The Quadriennale was established in 1927 through a resolution issued by the Governorate of Rome. Its institution, promulgated the following year, was part of an ambitious plan for the reorganization and rationalization of exhibition initiatives throughout the country.
The first two exhibitions (1931 and 1935) were a huge success and paved the way for the institution of the Quadriennale d’Arte autonomous institution in 1937. Participation in the exhibitions was by invitation and application.
In 1948, after the war, the Quadriennale re-emerged at the Galleria Nazionale d’Arte Moderna under the more generic title ‘Rassegna Nazionale d’Arti Figurative’. The organization was entrusted to a commissioner, Francesco Coccia, but the aim of the event remained substantially unchanged.
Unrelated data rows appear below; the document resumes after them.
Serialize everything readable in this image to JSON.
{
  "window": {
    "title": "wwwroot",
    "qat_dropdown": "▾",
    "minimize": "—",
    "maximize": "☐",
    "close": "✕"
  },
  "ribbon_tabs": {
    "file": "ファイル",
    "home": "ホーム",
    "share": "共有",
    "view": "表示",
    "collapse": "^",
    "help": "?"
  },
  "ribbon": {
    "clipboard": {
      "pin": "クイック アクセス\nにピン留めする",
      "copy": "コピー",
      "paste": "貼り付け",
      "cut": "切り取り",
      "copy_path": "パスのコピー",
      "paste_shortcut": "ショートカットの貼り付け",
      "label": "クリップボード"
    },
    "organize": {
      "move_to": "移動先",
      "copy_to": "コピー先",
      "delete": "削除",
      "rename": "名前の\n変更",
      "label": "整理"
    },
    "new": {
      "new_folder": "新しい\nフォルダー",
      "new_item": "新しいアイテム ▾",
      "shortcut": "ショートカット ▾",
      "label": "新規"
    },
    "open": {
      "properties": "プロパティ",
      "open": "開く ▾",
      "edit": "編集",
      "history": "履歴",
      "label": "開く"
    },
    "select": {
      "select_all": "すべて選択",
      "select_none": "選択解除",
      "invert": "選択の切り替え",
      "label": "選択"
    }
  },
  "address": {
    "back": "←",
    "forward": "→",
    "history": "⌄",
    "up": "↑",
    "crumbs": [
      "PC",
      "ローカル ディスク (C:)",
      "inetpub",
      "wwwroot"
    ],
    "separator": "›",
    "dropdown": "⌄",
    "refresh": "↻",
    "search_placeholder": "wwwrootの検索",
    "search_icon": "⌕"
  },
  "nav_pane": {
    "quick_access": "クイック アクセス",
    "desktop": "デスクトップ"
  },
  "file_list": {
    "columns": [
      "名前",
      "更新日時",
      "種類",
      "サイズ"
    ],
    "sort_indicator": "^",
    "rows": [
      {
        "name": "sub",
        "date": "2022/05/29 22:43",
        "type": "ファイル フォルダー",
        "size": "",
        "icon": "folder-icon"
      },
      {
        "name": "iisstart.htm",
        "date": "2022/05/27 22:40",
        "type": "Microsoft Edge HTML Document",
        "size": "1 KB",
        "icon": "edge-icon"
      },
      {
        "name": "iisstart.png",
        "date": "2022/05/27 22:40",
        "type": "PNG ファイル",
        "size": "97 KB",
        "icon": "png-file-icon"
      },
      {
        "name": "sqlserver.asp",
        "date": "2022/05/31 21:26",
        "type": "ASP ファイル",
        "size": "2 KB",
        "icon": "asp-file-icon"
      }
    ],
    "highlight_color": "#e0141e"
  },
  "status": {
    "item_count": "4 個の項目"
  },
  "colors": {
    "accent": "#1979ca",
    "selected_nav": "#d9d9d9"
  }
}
In 1950, the historian and critic Fortunato Bellonzi was appointed general secretary and guided the destiny of the institution for more than three decades. The chairman at the time was the writer Antonio Baldini.
Bellonzi’s era came to an end in the 1980s. The new general secretary was the art critic Giuseppe Gatt, while the chairman was Giuseppe Rossini, then the director of the television channel Rai Tre.
In 1999, due to the reorganization of the public institutions operating in the cultural sector, the Quadriennale was transformed from an autonomous institution into a foundation.